KM to Extract Text From pdf, .docx, etc and concatenate into 1 file?

Hi, we have multiple folders of files which contain mostly pdf's, docx's, and pptx's, low hundreds of documents per folder. We want to take each folder, and create a big text file that is a mashup of all the text in the documents in the folder. Doesn't have to be cleanly formatted, just looking for all the text to be in one file per folder. I'd ideally I'd like to use a combination of "For Each... (file in directory)" and "Append Text to File" but I'm struggling to automatically get the text out of the pdf's, docx's, and pptx's without opening the documents individually. Anyone have any suggestions here? Thanks in advance.

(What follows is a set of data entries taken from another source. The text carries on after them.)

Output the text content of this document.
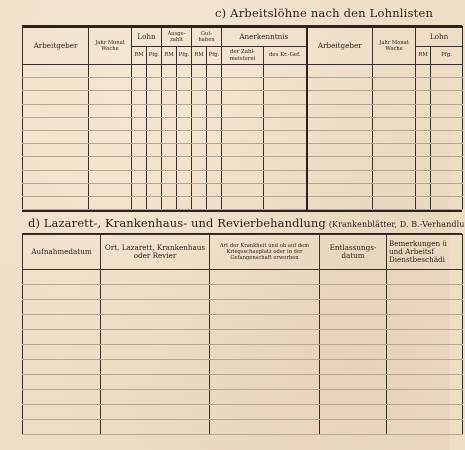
c) Arbeitslöhne nach den Lohnlisten
Arbeitgeber	Jahr Monat Woche	Lohn		Ausge- zahlt		Gut- haben		Anerkenntnis		Arbeitgeber	Jahr Monat Woche	Lohn	
		RM	Pfg.	RM	Pfg.	RM	Pfg.	der Zahl- meisterei	des Kr.-Gef.			RM	Pfg.

d) Lazarett-, Krankenhaus- und Revierbehandlung (Krankenblätter, D. B.-Verhandlu
Aufnahmedatum	Ort, Lazarett, Krankenhaus oder Revier	Art der Krankheit und ob auf dem Kriegsschauplatz oder in der Gefangenschaft erworben	Entlassungs- datum	Bemerkungen ü und Arbeitsf Dienstbeschädi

How far wild are you able to go? If you can use Homebrew to install GNU grep you should be able to use unzip -qc /path/to/word/file.docx word/document.xml | grep -oP '(?<=\<a:t\>).*?(?=\</a:t\>)' to extract text from Word documents and unzip -qc /path/to/powerpoint/file.pptx ppt/slides/slide*.xml | grep -oP '(?<=\<a:t\>).*?(?=\</a:t\>)' (shamelessly stolen from here).

Unfortunately the included macOS grep doesn't support the lookahead used. Unless someone can rewrite the above patterns to work without them?

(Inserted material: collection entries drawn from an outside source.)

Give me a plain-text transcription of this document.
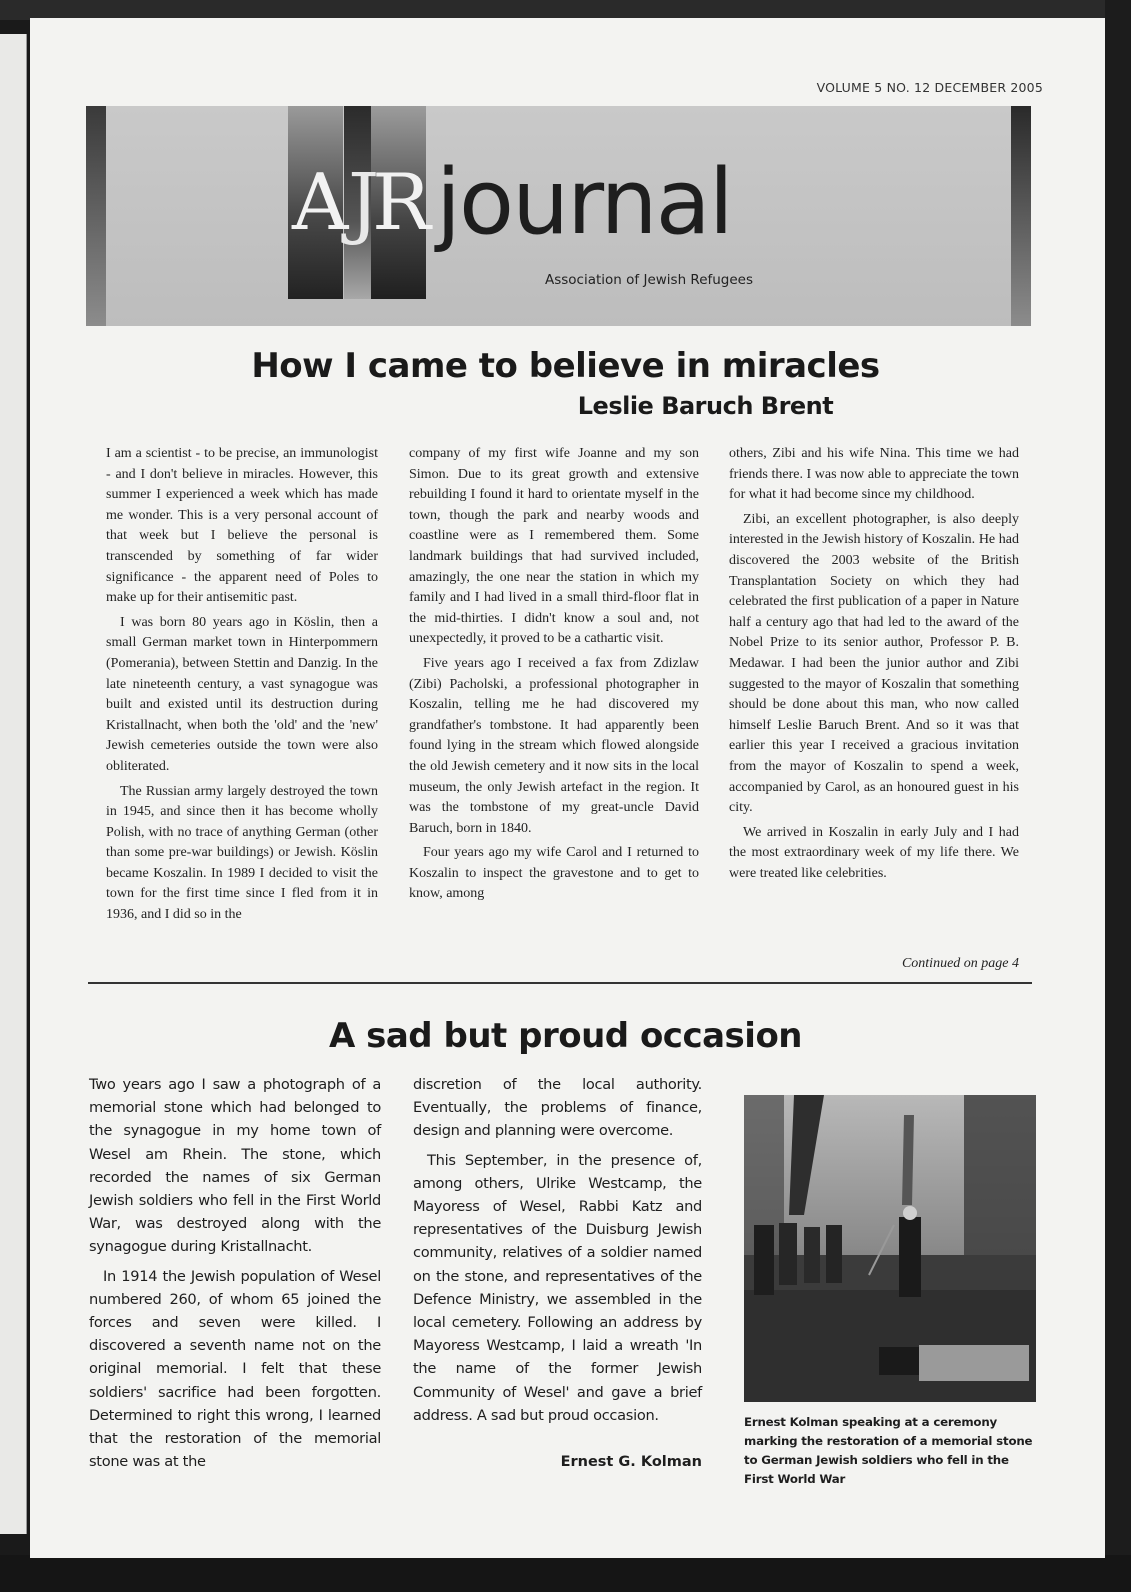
VOLUME 5 NO. 12 DECEMBER 2005
A J
R journal
Association of Jewish Refugees
How I came to believe in miracles
Leslie Baruch Brent

I am a scientist - to be precise, an immunologist - and I don't believe in miracles. However, this summer I experienced a week which has made me wonder. This is a very personal account of that week but I believe the personal is transcended by something of far wider significance - the apparent need of Poles to make up for their antisemitic past.

I was born 80 years ago in Köslin, then a small German market town in Hinterpommern (Pomerania), between Stettin and Danzig. In the late nineteenth century, a vast synagogue was built and existed until its destruction during Kristallnacht, when both the 'old' and the 'new' Jewish cemeteries outside the town were also obliterated.

The Russian army largely destroyed the town in 1945, and since then it has become wholly Polish, with no trace of anything German (other than some pre-war buildings) or Jewish. Köslin became Koszalin. In 1989 I decided to visit the town for the first time since I fled from it in 1936, and I did so in the

company of my first wife Joanne and my son Simon. Due to its great growth and extensive rebuilding I found it hard to orientate myself in the town, though the park and nearby woods and coastline were as I remembered them. Some landmark buildings that had survived included, amazingly, the one near the station in which my family and I had lived in a small third-floor flat in the mid-thirties. I didn't know a soul and, not unexpectedly, it proved to be a cathartic visit.

Five years ago I received a fax from Zdizlaw (Zibi) Pacholski, a professional photographer in Koszalin, telling me he had discovered my grandfather's tombstone. It had apparently been found lying in the stream which flowed alongside the old Jewish cemetery and it now sits in the local museum, the only Jewish artefact in the region. It was the tombstone of my great-uncle David Baruch, born in 1840.

Four years ago my wife Carol and I returned to Koszalin to inspect the gravestone and to get to know, among

others, Zibi and his wife Nina. This time we had friends there. I was now able to appreciate the town for what it had become since my childhood.

Zibi, an excellent photographer, is also deeply interested in the Jewish history of Koszalin. He had discovered the 2003 website of the British Transplantation Society on which they had celebrated the first publication of a paper in Nature half a century ago that had led to the award of the Nobel Prize to its senior author, Professor P. B. Medawar. I had been the junior author and Zibi suggested to the mayor of Koszalin that something should be done about this man, who now called himself Leslie Baruch Brent. And so it was that earlier this year I received a gracious invitation from the mayor of Koszalin to spend a week, accompanied by Carol, as an honoured guest in his city.

We arrived in Koszalin in early July and I had the most extraordinary week of my life there. We were treated like celebrities.

Continued on page 4
A sad but proud occasion

Two years ago I saw a photograph of a memorial stone which had belonged to the synagogue in my home town of Wesel am Rhein. The stone, which recorded the names of six German Jewish soldiers who fell in the First World War, was destroyed along with the synagogue during Kristallnacht.

In 1914 the Jewish population of Wesel numbered 260, of whom 65 joined the forces and seven were killed. I discovered a seventh name not on the original memorial. I felt that these soldiers' sacrifice had been forgotten. Determined to right this wrong, I learned that the restoration of the memorial stone was at the

discretion of the local authority. Eventually, the problems of finance, design and planning were overcome.

This September, in the presence of, among others, Ulrike Westcamp, the Mayoress of Wesel, Rabbi Katz and representatives of the Duisburg Jewish community, relatives of a soldier named on the stone, and representatives of the Defence Ministry, we assembled in the local cemetery. Following an address by Mayoress Westcamp, I laid a wreath 'In the name of the former Jewish Community of Wesel' and gave a brief address. A sad but proud occasion.

Ernest G. Kolman
Ernest Kolman speaking at a ceremony marking the restoration of a memorial stone to German Jewish soldiers who fell in the First World War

And if you can use Homebrew you can install pdftotext or similar to do your PDF text extraction.

Otherwise yes, you might be looking at opening docs in apps, one by one...

1 Like

Once the files have been converted, perhaps use the cat command, e.g. for each folder use something like:
cat *.txt > all_text.txt to create a text file with the contents of all files with the extender .txt.